Assistant Attorney General Leslie R. Caldwell of the Justice Department’s Criminal Division, U.S. Attorney J. Walter Green of the Middle District of Louisiana, Special Agent in Charge Mike Fields of the U.S. Department of Health and Human Services Office of the Inspector General’s (HHS-OIG) Dallas Office, Special Agent in Charge Michael Anderson of the FBI’s New Orleans Division, and Louisiana State Attorney General James D. “Buddy” Caldwell made the announcement.
Roslyn F. Dogan, 53, of Baton Rouge, Louisiana, and James R. Hunter, 48, of Houston, Texas, were sentenced by U.S. District Court Chief Judge Brian A. Jackson in the Middle District of Louisiana to 90 months in prison and 60 months in prison, respectively. In addition to the prison sentences, Dogan was ordered to pay $43.5 million and Hunter was ordered to pay $3.2 million in restitution.
After six days of trial, on May 21, 2014, a federal jury found Dogan guilty of conspiracy to commit health care fraud, and two counts of health care fraud, and also found Hunter guilty of conspiracy to commit health care fraud and conspiracy to pay and receive kickbacks.
According to evidence presented at trial, Dogan was a co-owner of Serenity Center of Baton Rouge, and a manager and marketer for both Serenity Center and Shifa Community Mental Health Center of Baton Rouge. Dogan recruited Medicare beneficiaries who were living in nursing homes and assisted living facilities to attend the PHP programs at Shifa and Serenity, knowing the individuals did not need the psychotherapy programs. She then devised methods to keep the patients at the facilities for as long as possible without invoking scrutiny from Medicare, including by having patients involuntarily committed to local inpatient psychiatric hospitals and then discharged and re-admitted to one of the Shifa facilities. Additionally, Dogan directed administrators and therapists at the Shifa Baton Rouge facilities to falsify treatment records indicating that patients had received psychotherapy treatment when, in fact, the patients had not received such treatment. She further concealed the fraud by directing that patient billing statements be intercepted from the mail to prevent the patients from seeing the services that had been billed in their names, and by stealing incriminating documents seized pursuant to a search warrant from federal custody.
Evidence at trial demonstrated that Hunter agreed to recruit Medicare beneficiaries to attend the PHP program at Shifa Community Mental Health Center of Texas in Houston in exchange for $1,500 per week in cash. Hunter recruited Medicare recipients from group homes who were not appropriate for the PHP services, but who agreed to attend the program in exchange for $75 cash per week. To ensure their admittance to the program, Hunter instructed each beneficiary as what to say to physicians regarding their supposed psychiatric symptoms. As a result of the kickback scheme with Hunter, the Houston facility billed Medicare approximately $16.5 million.

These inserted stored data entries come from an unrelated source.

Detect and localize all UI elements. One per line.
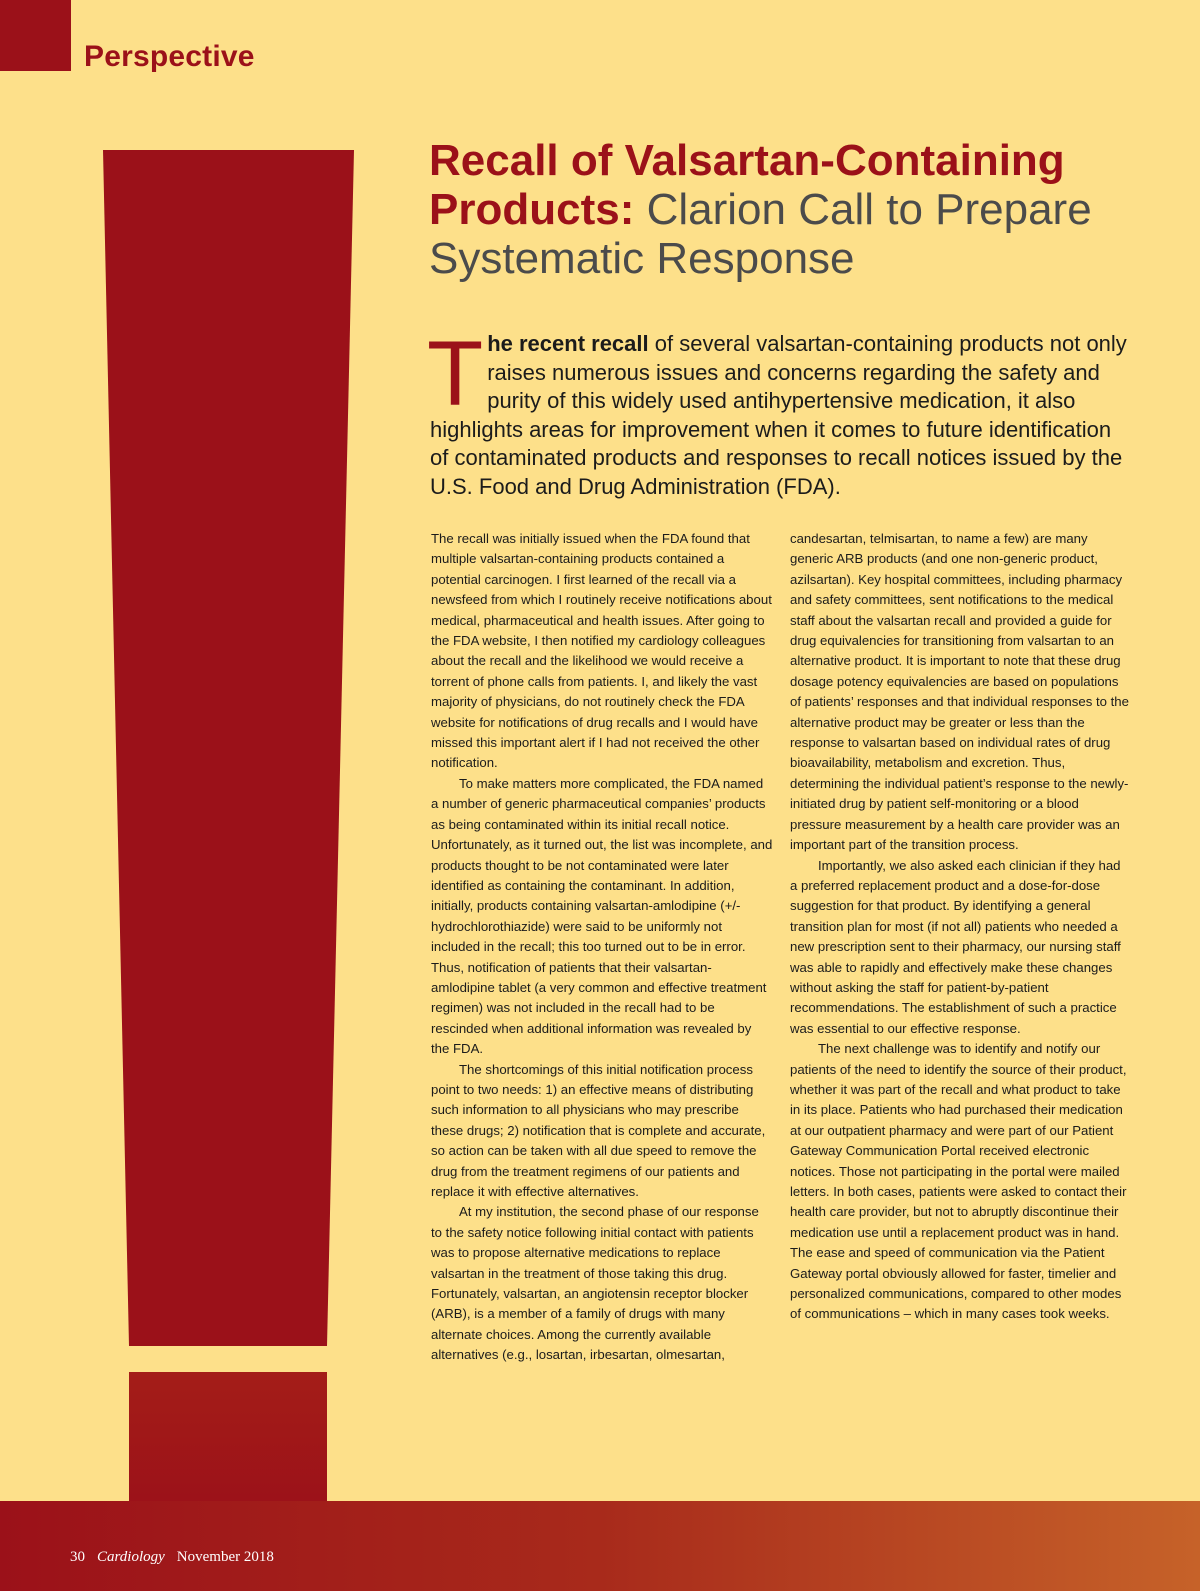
- body-paragraph: The next challenge was to identify and notify our patients of the need to identify the source of their product, whether it was part of the recall and what product to take in its place. Patients who had purchased their medication at our outpatient pharmacy and were part of our Patient Gateway Communication Portal received electronic notices. Those not participating in the portal were mailed letters. In both cases, patients were asked to contact their health care provider, but not to abruptly discontinue their medication use until a replacement product was in hand. The ease and speed of communication via the Patient Gateway portal obviously allowed for faster, timelier and personalized communications, compared to other modes of communications – which in many cases took weeks.: [790, 1041, 1127, 1322]
- body-paragraph: The recall was initially issued when the FDA found that multiple valsartan-containing products contained a potential carcinogen. I first learned of the recall via a newsfeed from which I routinely receive notifications about medical, pharmaceutical and health issues. After going to the FDA website, I then notified my cardiology colleagues about the recall and the likelihood we would receive a torrent of phone calls from patients. I, and likely the vast majority of physicians, do not routinely check the FDA website for notifications of drug recalls and I would have missed this important alert if I had not received the other notification.: [431, 531, 772, 771]
- article-title-subtitle: Clarion Call to Prepare Systematic Response: [429, 185, 1092, 283]
- footer-band: [0, 1501, 1200, 1591]
- body-paragraph: To make matters more complicated, the FDA named a number of generic pharmaceutical companies’ products as being contaminated within its initial recall notice. Unfortunately, as it turned out, the list was incomplete, and products thought to be not contaminated were later identified as containing the contaminant. In addition, initially, products containing valsartan-amlodipine (+/- hydrochlorothiazide) were said to be uniformly not included in the recall; this too turned out to be in error. Thus, notification of patients that their valsartan-amlodipine tablet (a very common and effective treatment regimen) was not included in the recall had to be rescinded when additional information was revealed by the FDA.: [431, 775, 773, 1057]
- body-paragraph: At my institution, the second phase of our response to the safety notice following initial contact with patients was to propose alternative medications to replace valsartan in the treatment of those taking this drug. Fortunately, valsartan, an angiotensin receptor blocker (ARB), is a member of a family of drugs with many alternate choices. Among the currently available alternatives (e.g., losartan, irbesartan, olmesartan,: [431, 1204, 759, 1363]
- exclamation-dot: [129, 1372, 327, 1512]
- issue-date: November 2018: [176, 1549, 274, 1565]
- body-column-right: [790, 529, 1130, 1325]
- article-title: [429, 136, 1149, 283]
- page-footer: [70, 1549, 274, 1566]
- section-label: Perspective: [84, 40, 255, 73]
- lede-lead-in: he recent recall: [487, 331, 649, 356]
- page-number: 30: [70, 1549, 85, 1565]
- lede-paragraph: [427, 323, 1130, 502]
- article-title-bold: Recall of Valsartan-Containing Products:: [429, 136, 1065, 234]
- body-paragraph: Importantly, we also asked each clinician if they had a preferred replacement product and a dose-for-dose suggestion for that product. By identifying a general transition plan for most (if not all) patients who needed a new prescription sent to their pharmacy, our nursing staff was able to rapidly and effectively make these changes without asking the staff for patient-by-patient recommendations. The establishment of such a practice was essential to our effective response.: [790, 857, 1121, 1036]
- exclamation-bar: [103, 150, 354, 1346]
- lede-text: of several valsartan-containing products not only raises numerous issues and concerns regarding the safety and purity of this widely used antihypertensive medication, it also highlights areas for improvement when it comes to future identification of contaminated products and responses to recall notices issued by the U.S. Food and Drug Administration (FDA).: [430, 331, 1127, 499]
- body-paragraph: candesartan, telmisartan, to name a few) are many generic ARB products (and one non-generic product, azilsartan). Key hospital committees, including pharmacy and safety committees, sent notifications to the medical staff about the valsartan recall and provided a guide for drug equivalencies for transitioning from valsartan to an alternative product. It is important to note that these drug dosage potency equivalencies are based on populations of patients’ responses and that individual responses to the alternative product may be greater or less than the response to valsartan based on individual rates of drug bioavailability, metabolism and excretion. Thus, determining the individual patient’s response to the newly-initiated drug by patient self-monitoring or a blood pressure measurement by a health care provider was an important part of the transition process.: [790, 531, 1129, 853]
- body-column-left: [431, 529, 773, 1366]
- body-paragraph: The shortcomings of this initial notification process point to two needs: 1) an effective means of distributing such information to all physicians who may prescribe these drugs; 2) notification that is complete and accurate, so action can be taken with all due speed to remove the drug from the treatment regimens of our patients and replace it with effective alternatives.: [431, 1061, 766, 1199]
- journal-name: Cardiology: [97, 1549, 165, 1565]
- drop-cap: T: [427, 323, 484, 425]
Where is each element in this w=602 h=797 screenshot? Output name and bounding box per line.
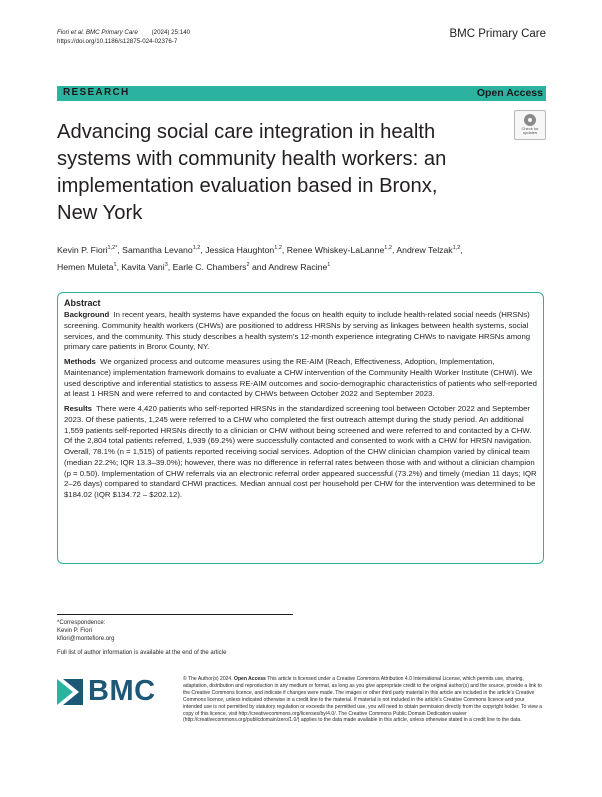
author[interactable]: Hemen Muleta$^1$ (57, 261, 117, 272)
footnote-divider (57, 614, 293, 615)
citation-year: (2024) 25:140 (151, 29, 191, 36)
bmc-logo (57, 675, 177, 708)
abstract-background: Background In recent years, health systems have expanded the focus on health equity to include health-related social needs (HRSNs) screening. Community health workers (CHWs) are positioned to address HRSNs by serving as linkages between health systems, social services, and the community. This study describes a health system’s 12-month experience integrating CHWs to navigate HRSNs among primary care patients in Bronx County, NY. (64, 310, 531, 352)
citation-journal: Fiori et al. BMC Primary Care (57, 29, 138, 36)
running-header-citation (57, 29, 190, 46)
correspondence-label: *Correspondence: (57, 620, 106, 626)
author-info-note: Full list of author information is available at the end of the article (57, 650, 227, 656)
open-access-label: Open Access (476, 87, 543, 99)
author[interactable]: Samantha Levano$^{1,2}$ (122, 244, 201, 255)
author[interactable]: Jessica Haughton$^{1,2}$ (205, 244, 282, 255)
journal-name: BMC Primary Care (449, 28, 546, 40)
article-title (57, 119, 507, 227)
crossmark-text-line2: updates (522, 130, 538, 136)
bmc-logo-text: BMC (88, 675, 156, 707)
title-line: New York (57, 202, 143, 224)
correspondence-block (57, 619, 114, 643)
abstract-heading: Abstract (64, 298, 101, 308)
doi-link[interactable]: https://doi.org/10.1186/s12875-024-02376-7 (57, 37, 178, 45)
abstract-box (57, 292, 544, 564)
license-text: © The Author(s) 2024. Open Access This article is licensed under a Creative Commons Attribution 4.0 International License, which permits use, sharing, adaptation, distribution and reproduction in any medium or format, as long as you give appropriate credit to the original author(s) and the source, provide a link to the Creative Commons licence, and indicate if changes were made. The images or other third party material in this article are included in the article’s Creative Commons licence, unless indicated otherwise in a credit line to the material. If material is not included in the article’s Creative Commons licence and your intended use is not permitted by statutory regulation or exceeds the permitted use, you will need to obtain permission directly from the copyright holder. To view a copy of this licence, visit http://creativecommons.org/licenses/by/4.0/. The Creative Commons Public Domain Dedication waiver (http://creativecommons.org/publicdomain/zero/1.0/) applies to the data made available in this article, unless otherwise stated in a credit line to the data. (183, 676, 542, 724)
title-line: Advancing social care integration in health (57, 121, 436, 143)
author-list: Kevin P. Fiori$^{1,2*}$, Samantha Levano$^{1,2}$, Jessica Haughton$^{1,2}$, Renee Whiskey-LaLanne$^{1,2}$, Andrew Telzak$^{1,2}$, Hemen Muleta$^1$, Kavita Vani$^3$, Earle C. Chambers$^2$ and Andrew Racine$^1$ (57, 244, 463, 272)
author[interactable]: Kavita Vani$^3$ (121, 261, 168, 272)
author[interactable]: Renee Whiskey-LaLanne$^{1,2}$ (286, 244, 392, 255)
crossmark-icon (524, 114, 536, 126)
correspondence-name: Kevin P. Fiori (57, 628, 92, 634)
title-line: implementation evaluation based in Bronx, (57, 175, 438, 197)
title-line: systems with community health workers: an (57, 148, 447, 170)
author[interactable]: Earle C. Chambers$^2$ (172, 261, 250, 272)
author[interactable]: Andrew Racine$^1$ (268, 261, 331, 272)
author[interactable]: Kevin P. Fiori$^{1,2*}$ (57, 244, 118, 255)
bmc-logo-mark-icon (57, 679, 83, 705)
abstract-methods: Methods We organized process and outcome measures using the RE-AIM (Reach, Effectiveness, Adoption, Implementation, Maintenance) implementation framework domains to evaluate a CHW intervention of the Community Health Worker Institute (CHWI). We used descriptive and inferential statistics to assess RE-AIM outcomes and socio-demographic characteristics of patients who self-reported at least 1 HRSN and were referred to and contacted by CHWs between October 2022 and September 2023. (64, 357, 537, 399)
crossmark-text-line1: Check for (521, 126, 539, 131)
correspondence-email[interactable]: kfiori@montefiore.org (57, 636, 115, 642)
abstract-results: Results There were 4,420 patients who self-reported HRSNs in the standardized screening tool between October 2022 and September 2023. Of these patients, 1,245 were referred to a CHW who completed the first outreach attempt during the study period. An additional 1,559 patients self-reported HRSNs directly to a clinician or CHW without being screened and were referred to and contacted by a CHW. Of the 2,804 total patients referred, 1,939 (69.2%) were successfully contacted and consented to work with a CHW for HRSN navigation. Overall, 78.1% (n = 1,515) of patients reported receiving social services. Adoption of the CHW clinician champion varied by clinical team (median 22.2%; IQR 13.3–39.0%); however, there was no difference in referral rates between those with and without a clinician champion (p = 0.50). Implementation of CHW referrals via an electronic referral order appeared successful (73.2%) and timely (median 11 days; IQR 2–26 days) compared to standard CHWI practices. Median annual cost per household per CHW for the intervention was determined to be $184.02 (IQR $134.72 – $202.12). (64, 404, 537, 499)
section-label: RESEARCH (63, 87, 130, 98)
check-for-updates-badge[interactable] (514, 110, 546, 140)
author[interactable]: Andrew Telzak$^{1,2}$ (396, 244, 461, 255)
section-banner (57, 86, 546, 101)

According to court documents, the investigation into the three community mental health centers has resulted in the conviction of seventeen individuals, including therapists, marketers, administrators, owners and a medical director. The companies collectively submitted more than $258 million in claims to Medicare for PHP services over a period of seven years. Medicare paid approximately $43.5 million on those claims.
The case is being investigated by HHS-OIG, the FBI, and the Medicaid Fraud Control Unit of the Louisiana Attorney General’s Office, and was brought as part of the Medicare Fraud Strike Force, under the supervision of the Criminal Division’s Fraud Section and the U.S. Attorney’s Office for the Middle District of Louisiana. The case is being prosecuted by Trial Attorneys Abigail Taylor and Dustin M. Davis of the Criminal Division’s Fraud Section and Assistant U.S. Attorney Shubhra Shivpuri of the Middle District of Louisiana.
Since its inception in March 2007, the Medicare Fraud Strike Force, now operating in nine cities across the country, has charged nearly 2,000 defendants who have collectively billed the Medicare program for more than $6 billion. In addition, the HHS Centers for Medicare & Medicaid Services, working in conjunction with the HHS-OIG, are taking steps to increase accountability and decrease the presence of fraudulent providers.